Denise Gets a Deadline
Denise wasn't sick enough to need insulin injections yet, so the nurse-practitioner offered a less alarming option. "I'll give you one month to get your blood sugar down with weight loss and exercise," she said. After prescribing a strict 1,800-calorie-a-day diet and no sweets, she studied Denise for a moment. The health care provider saw an overweight woman in a baggy sweat suit perched awkwardly on the paper-covered exam table, looking frightened and defeated. "Honestly, I don't think you'll be able to do it," the nurse added. "If anything, you'll probably gain weight and have to go on oral medication."Denise burst into tears. "So many emotions raced through my head -- shock, fear, denial, grief -- that I could hardly hear what the nurse was telling me. It was still sinking in that I had diabetes, just like my mother." Her mom had been on oral medication, but her blood sugar was always going up and down, and there were times when she had to go on insulin. And even that didn't really work, since she ended up with such awful complications. "I realized that I could lose my eyesight or my legs, and felt like my life was over," Denise says.
The nurse's grim assessment rang painfully true. "Even as a child, I was chunky," says Denise. "I'd tried lots of diets, but they never worked.
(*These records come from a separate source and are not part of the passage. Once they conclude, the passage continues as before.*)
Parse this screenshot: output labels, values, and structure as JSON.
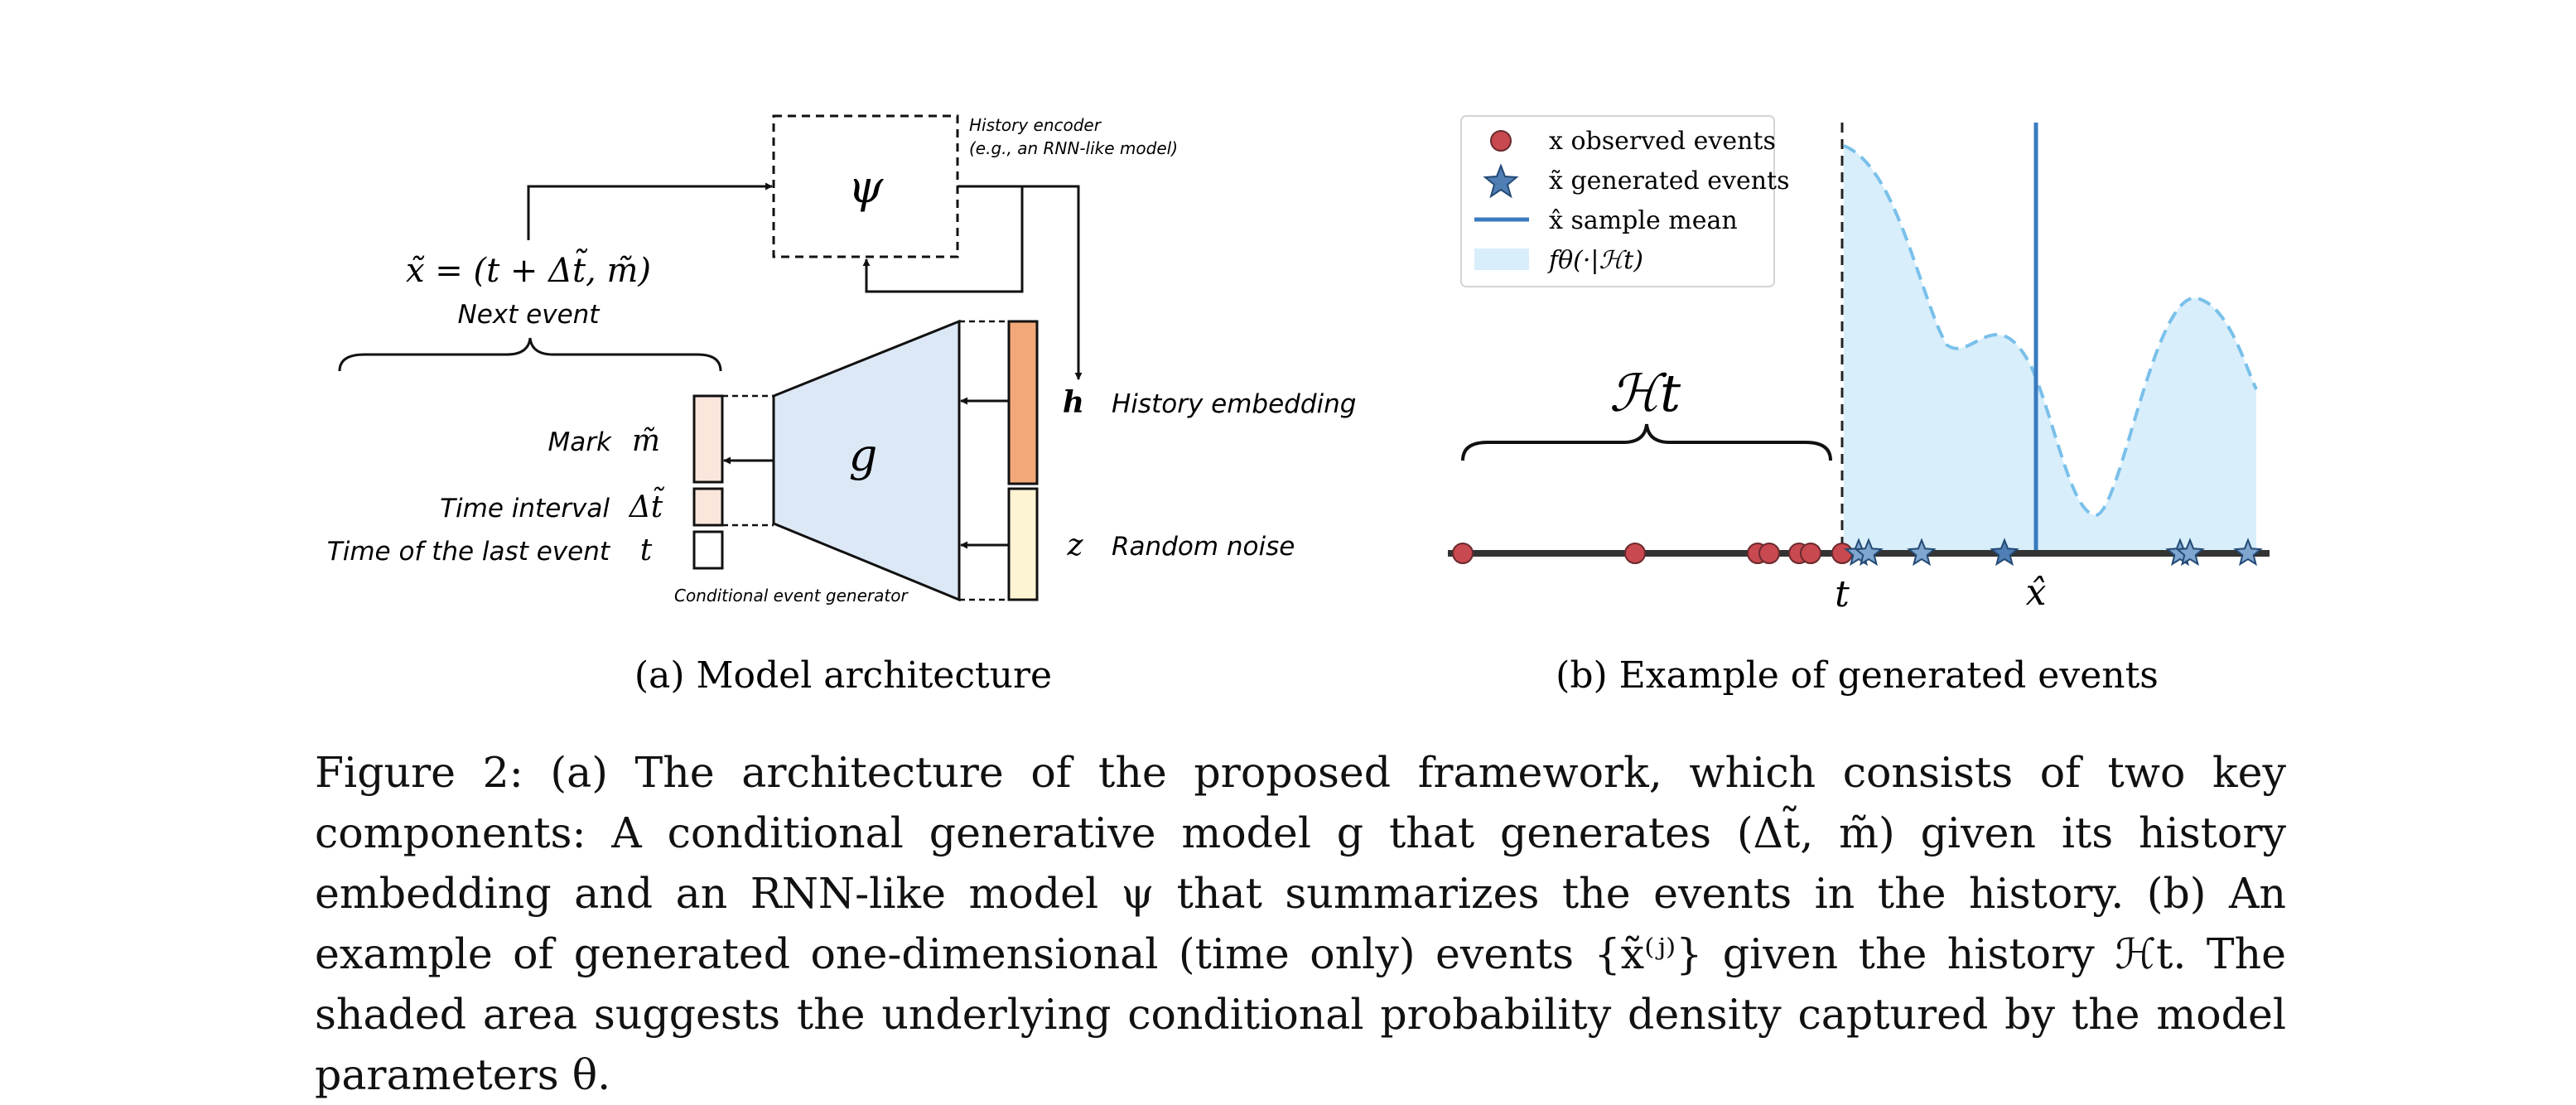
{
  "figure_a": {
    "history_encoder_symbol": "ψ",
    "history_encoder_label_1": "History encoder",
    "history_encoder_label_2": "(e.g., an RNN-like model)",
    "next_event_equation": "x̃ = (t + Δt̃, m̃)",
    "next_event_label": "Next event",
    "generator_symbol": "g",
    "generator_label": "Conditional event generator",
    "mark_label": "Mark",
    "mark_symbol": "m̃",
    "time_interval_label": "Time interval",
    "time_interval_symbol": "Δt̃",
    "last_event_label": "Time of the last event",
    "last_event_symbol": "t",
    "history_embedding_symbol": "h",
    "history_embedding_label": "History embedding",
    "noise_symbol": "z",
    "noise_label": "Random noise",
    "subcaption": "(a) Model architecture",
    "colors": {
      "generator_fill": "#dce8f5",
      "mark_fill": "#fbe6dc",
      "interval_fill": "#fbe6dc",
      "embedding_fill": "#f2a878",
      "noise_fill": "#fdf4d4"
    }
  },
  "figure_b": {
    "legend": {
      "observed": "x observed events",
      "generated": "x̃ generated events",
      "mean": "x̂ sample mean",
      "density": "fθ(·|ℋt)"
    },
    "history_symbol": "ℋt",
    "t_label": "t",
    "mean_label": "x̂",
    "subcaption": "(b) Example of generated events",
    "colors": {
      "observed": "#c8494f",
      "generated": "#4f7fb5",
      "mean_line": "#3a7bbf",
      "density_fill": "#d8eefb",
      "density_line": "#79c0ea"
    }
  },
  "caption": {
    "text": "Figure 2: (a) The architecture of the proposed framework, which consists of two key components: A conditional generative model g that generates (Δt̃, m̃) given its history embedding and an RNN-like model ψ that summarizes the events in the history. (b) An example of generated one-dimensional (time only) events {x̃⁽ʲ⁾} given the history ℋt. The shaded area suggests the underlying conditional probability density captured by the model parameters θ."
  }
}
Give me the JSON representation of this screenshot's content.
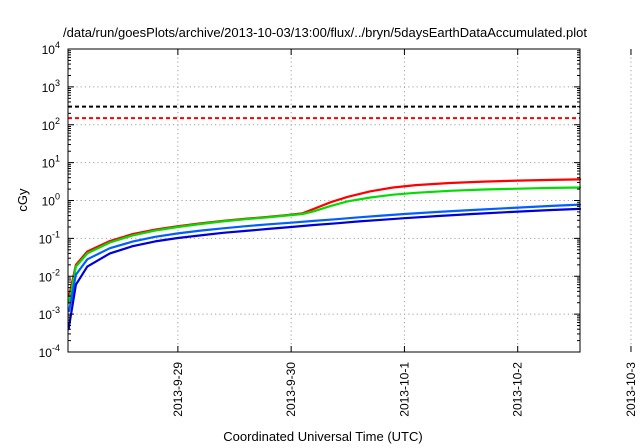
{
  "chart_data": {
    "type": "line",
    "title": "/data/run/goesPlots/archive/2013-10-03/13:00/flux/../bryn/5daysEarthDataAccumulated.plot",
    "xlabel": "Coordinated Universal Time (UTC)",
    "ylabel": "cGy",
    "y_scale": "log",
    "ylim_exponents": [
      -4,
      4
    ],
    "y_ticks": [
      {
        "base": "10",
        "exp": "-4"
      },
      {
        "base": "10",
        "exp": "-3"
      },
      {
        "base": "10",
        "exp": "-2"
      },
      {
        "base": "10",
        "exp": "-1"
      },
      {
        "base": "10",
        "exp": "0"
      },
      {
        "base": "10",
        "exp": "1"
      },
      {
        "base": "10",
        "exp": "2"
      },
      {
        "base": "10",
        "exp": "3"
      },
      {
        "base": "10",
        "exp": "4"
      }
    ],
    "xlim_days": [
      -1.97,
      2.55
    ],
    "x_ticks": [
      {
        "label": "2013-9-29",
        "day": -1
      },
      {
        "label": "2013-9-30",
        "day": 0
      },
      {
        "label": "2013-10-1",
        "day": 1
      },
      {
        "label": "2013-10-2",
        "day": 2
      },
      {
        "label": "2013-10-3",
        "day": 3
      }
    ],
    "grid": true,
    "thresholds": [
      {
        "color": "#000000",
        "value": 300
      },
      {
        "color": "#ff0000",
        "value": 150
      }
    ],
    "series": [
      {
        "color": "#ff0000",
        "points": [
          [
            -1.96,
            0.003
          ],
          [
            -1.9,
            0.02
          ],
          [
            -1.8,
            0.045
          ],
          [
            -1.6,
            0.085
          ],
          [
            -1.4,
            0.13
          ],
          [
            -1.2,
            0.17
          ],
          [
            -1,
            0.21
          ],
          [
            -0.8,
            0.25
          ],
          [
            -0.6,
            0.29
          ],
          [
            -0.4,
            0.33
          ],
          [
            -0.2,
            0.37
          ],
          [
            -0.05,
            0.41
          ],
          [
            0.1,
            0.46
          ],
          [
            0.2,
            0.6
          ],
          [
            0.35,
            0.9
          ],
          [
            0.5,
            1.25
          ],
          [
            0.7,
            1.75
          ],
          [
            0.9,
            2.2
          ],
          [
            1.1,
            2.55
          ],
          [
            1.4,
            2.9
          ],
          [
            1.7,
            3.15
          ],
          [
            2,
            3.35
          ],
          [
            2.3,
            3.5
          ],
          [
            2.55,
            3.6
          ]
        ]
      },
      {
        "color": "#00dd00",
        "points": [
          [
            -1.96,
            0.002
          ],
          [
            -1.9,
            0.018
          ],
          [
            -1.8,
            0.04
          ],
          [
            -1.6,
            0.078
          ],
          [
            -1.4,
            0.12
          ],
          [
            -1.2,
            0.16
          ],
          [
            -1,
            0.2
          ],
          [
            -0.8,
            0.24
          ],
          [
            -0.6,
            0.28
          ],
          [
            -0.4,
            0.32
          ],
          [
            -0.2,
            0.36
          ],
          [
            -0.05,
            0.4
          ],
          [
            0.1,
            0.44
          ],
          [
            0.2,
            0.52
          ],
          [
            0.35,
            0.72
          ],
          [
            0.5,
            0.95
          ],
          [
            0.7,
            1.2
          ],
          [
            0.9,
            1.42
          ],
          [
            1.1,
            1.6
          ],
          [
            1.4,
            1.8
          ],
          [
            1.7,
            1.95
          ],
          [
            2,
            2.05
          ],
          [
            2.3,
            2.15
          ],
          [
            2.55,
            2.2
          ]
        ]
      },
      {
        "color": "#0060ff",
        "points": [
          [
            -1.96,
            0.0012
          ],
          [
            -1.9,
            0.011
          ],
          [
            -1.8,
            0.028
          ],
          [
            -1.6,
            0.055
          ],
          [
            -1.4,
            0.082
          ],
          [
            -1.2,
            0.11
          ],
          [
            -1,
            0.135
          ],
          [
            -0.8,
            0.16
          ],
          [
            -0.6,
            0.185
          ],
          [
            -0.4,
            0.21
          ],
          [
            -0.2,
            0.235
          ],
          [
            0,
            0.26
          ],
          [
            0.2,
            0.29
          ],
          [
            0.4,
            0.32
          ],
          [
            0.6,
            0.36
          ],
          [
            0.8,
            0.4
          ],
          [
            1,
            0.44
          ],
          [
            1.3,
            0.5
          ],
          [
            1.6,
            0.56
          ],
          [
            2,
            0.65
          ],
          [
            2.3,
            0.72
          ],
          [
            2.55,
            0.78
          ]
        ]
      },
      {
        "color": "#0000dd",
        "points": [
          [
            -1.965,
            0.0004
          ],
          [
            -1.9,
            0.006
          ],
          [
            -1.8,
            0.018
          ],
          [
            -1.6,
            0.04
          ],
          [
            -1.4,
            0.062
          ],
          [
            -1.2,
            0.083
          ],
          [
            -1,
            0.102
          ],
          [
            -0.8,
            0.12
          ],
          [
            -0.6,
            0.14
          ],
          [
            -0.4,
            0.158
          ],
          [
            -0.2,
            0.178
          ],
          [
            0,
            0.2
          ],
          [
            0.2,
            0.225
          ],
          [
            0.4,
            0.25
          ],
          [
            0.6,
            0.28
          ],
          [
            0.8,
            0.31
          ],
          [
            1,
            0.34
          ],
          [
            1.3,
            0.39
          ],
          [
            1.6,
            0.44
          ],
          [
            2,
            0.51
          ],
          [
            2.3,
            0.56
          ],
          [
            2.55,
            0.6
          ]
        ]
      }
    ]
  }
}
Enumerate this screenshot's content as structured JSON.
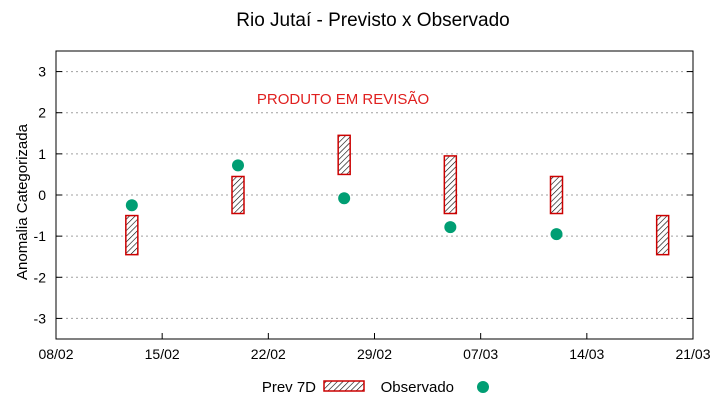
{
  "chart_data": {
    "type": "scatter",
    "title": "Rio Jutaí - Previsto x Observado",
    "ylabel": "Anomalia Categorizada",
    "xlabel": "",
    "annotation": "PRODUTO EM REVISÃO",
    "ylim": [
      -3.5,
      3.5
    ],
    "yticks": [
      3,
      2,
      1,
      0,
      -1,
      -2,
      -3
    ],
    "ytick_labels": [
      "3",
      "2",
      "1",
      "0",
      "-1",
      "-2",
      "-3"
    ],
    "xlim": [
      "08/02",
      "21/03"
    ],
    "xtick_labels": [
      "08/02",
      "15/02",
      "22/02",
      "29/02",
      "07/03",
      "14/03",
      "21/03"
    ],
    "grid": true,
    "legend_placement": "bottom",
    "series": [
      {
        "name": "Prev 7D",
        "kind": "range-box",
        "color": "#cc0000",
        "points": [
          {
            "x": "13/02",
            "low": -1.45,
            "high": -0.5
          },
          {
            "x": "20/02",
            "low": -0.45,
            "high": 0.45
          },
          {
            "x": "27/02",
            "low": 0.5,
            "high": 1.45
          },
          {
            "x": "05/03",
            "low": -0.45,
            "high": 0.95
          },
          {
            "x": "12/03",
            "low": -0.45,
            "high": 0.45
          },
          {
            "x": "19/03",
            "low": -1.45,
            "high": -0.5
          }
        ]
      },
      {
        "name": "Observado",
        "kind": "point",
        "color": "#009e73",
        "points": [
          {
            "x": "13/02",
            "y": -0.25
          },
          {
            "x": "20/02",
            "y": 0.72
          },
          {
            "x": "27/02",
            "y": -0.08
          },
          {
            "x": "05/03",
            "y": -0.78
          },
          {
            "x": "12/03",
            "y": -0.95
          }
        ]
      }
    ]
  },
  "colors": {
    "grid": "#a0a0a0",
    "annotation": "#e0201f"
  }
}
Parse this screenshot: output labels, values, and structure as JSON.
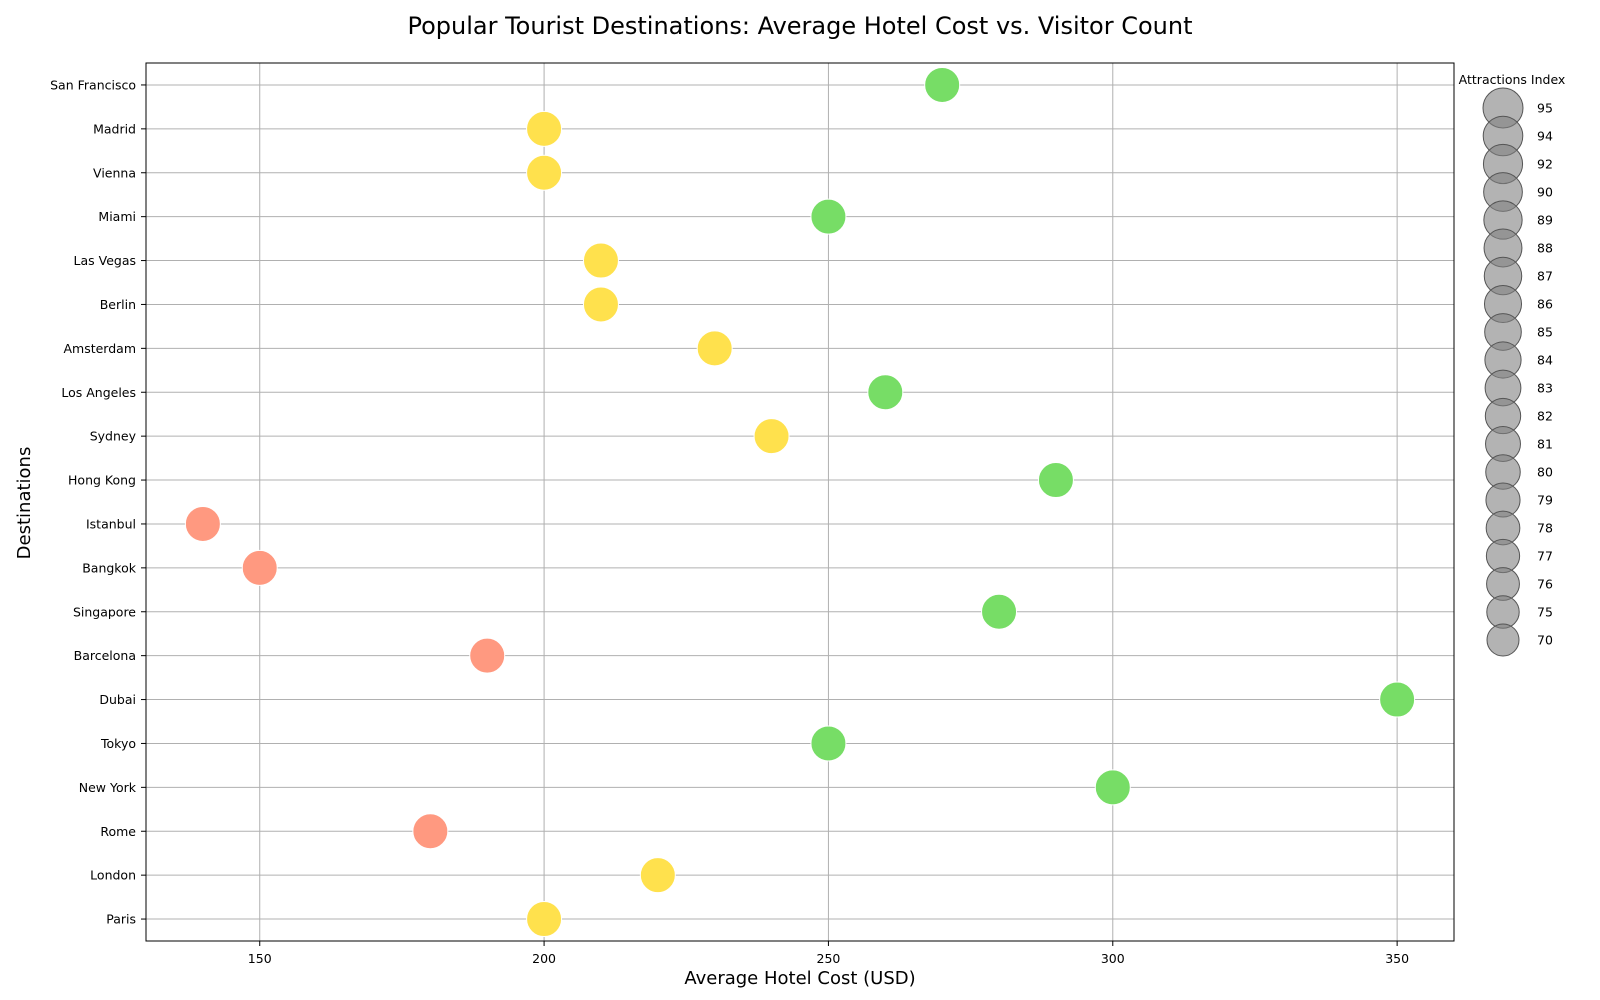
{
  "chart_data": {
    "type": "scatter",
    "title": "Popular Tourist Destinations: Average Hotel Cost vs. Visitor Count",
    "xlabel": "Average Hotel Cost (USD)",
    "ylabel": "Destinations",
    "xlim": [
      130,
      360
    ],
    "xticks": [
      150,
      200,
      250,
      300,
      350
    ],
    "grid": true,
    "categories": [
      "Paris",
      "London",
      "Rome",
      "New York",
      "Tokyo",
      "Dubai",
      "Barcelona",
      "Singapore",
      "Bangkok",
      "Istanbul",
      "Hong Kong",
      "Sydney",
      "Los Angeles",
      "Amsterdam",
      "Berlin",
      "Las Vegas",
      "Miami",
      "Vienna",
      "Madrid",
      "San Francisco"
    ],
    "points": [
      {
        "destination": "Paris",
        "cost": 200,
        "color": "#ffe14d"
      },
      {
        "destination": "London",
        "cost": 220,
        "color": "#ffe14d"
      },
      {
        "destination": "Rome",
        "cost": 180,
        "color": "#ff9980"
      },
      {
        "destination": "New York",
        "cost": 300,
        "color": "#77dd66"
      },
      {
        "destination": "Tokyo",
        "cost": 250,
        "color": "#77dd66"
      },
      {
        "destination": "Dubai",
        "cost": 350,
        "color": "#77dd66"
      },
      {
        "destination": "Barcelona",
        "cost": 190,
        "color": "#ff9980"
      },
      {
        "destination": "Singapore",
        "cost": 280,
        "color": "#77dd66"
      },
      {
        "destination": "Bangkok",
        "cost": 150,
        "color": "#ff9980"
      },
      {
        "destination": "Istanbul",
        "cost": 140,
        "color": "#ff9980"
      },
      {
        "destination": "Hong Kong",
        "cost": 290,
        "color": "#77dd66"
      },
      {
        "destination": "Sydney",
        "cost": 240,
        "color": "#ffe14d"
      },
      {
        "destination": "Los Angeles",
        "cost": 260,
        "color": "#77dd66"
      },
      {
        "destination": "Amsterdam",
        "cost": 230,
        "color": "#ffe14d"
      },
      {
        "destination": "Berlin",
        "cost": 210,
        "color": "#ffe14d"
      },
      {
        "destination": "Las Vegas",
        "cost": 210,
        "color": "#ffe14d"
      },
      {
        "destination": "Miami",
        "cost": 250,
        "color": "#77dd66"
      },
      {
        "destination": "Vienna",
        "cost": 200,
        "color": "#ffe14d"
      },
      {
        "destination": "Madrid",
        "cost": 200,
        "color": "#ffe14d"
      },
      {
        "destination": "San Francisco",
        "cost": 270,
        "color": "#77dd66"
      }
    ],
    "legend": {
      "title": "Attractions Index",
      "placement": "right",
      "entries": [
        "95",
        "94",
        "92",
        "90",
        "89",
        "88",
        "87",
        "86",
        "85",
        "84",
        "83",
        "82",
        "81",
        "80",
        "79",
        "78",
        "77",
        "76",
        "75",
        "70"
      ],
      "marker_color": "#808080"
    }
  }
}
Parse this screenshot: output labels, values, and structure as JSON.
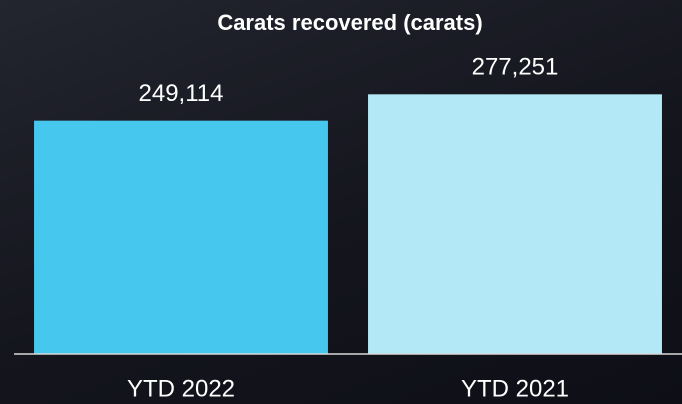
{
  "chart_data": {
    "type": "bar",
    "title": "Carats recovered (carats)",
    "categories": [
      "YTD 2022",
      "YTD 2021"
    ],
    "values": [
      249114,
      277251
    ],
    "value_labels": [
      "249,114",
      "277,251"
    ],
    "colors": [
      "#46c7ee",
      "#b3e8f7"
    ],
    "ylim": [
      0,
      300000
    ]
  }
}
I'd lose a few pounds, then gain them back -- plus a little extra." The problem was the unhealthy eating habits she'd learned from her parents, who were both seriously overweight. Her childhood meals had typically consisted of meat and fried potatoes, or pizza piled with extra cheese, followed by a rich dessert, patterns that persisted when Denise was an adult. "I don't know how many calories I was eating a day, but it was a lot. I'd have three big meals, drink four or five cans of Pepsi, and then snack on doughnut holes and Snickers bars," she says. Over the years, her weight soared to 255 pounds on her five-foot-nine frame.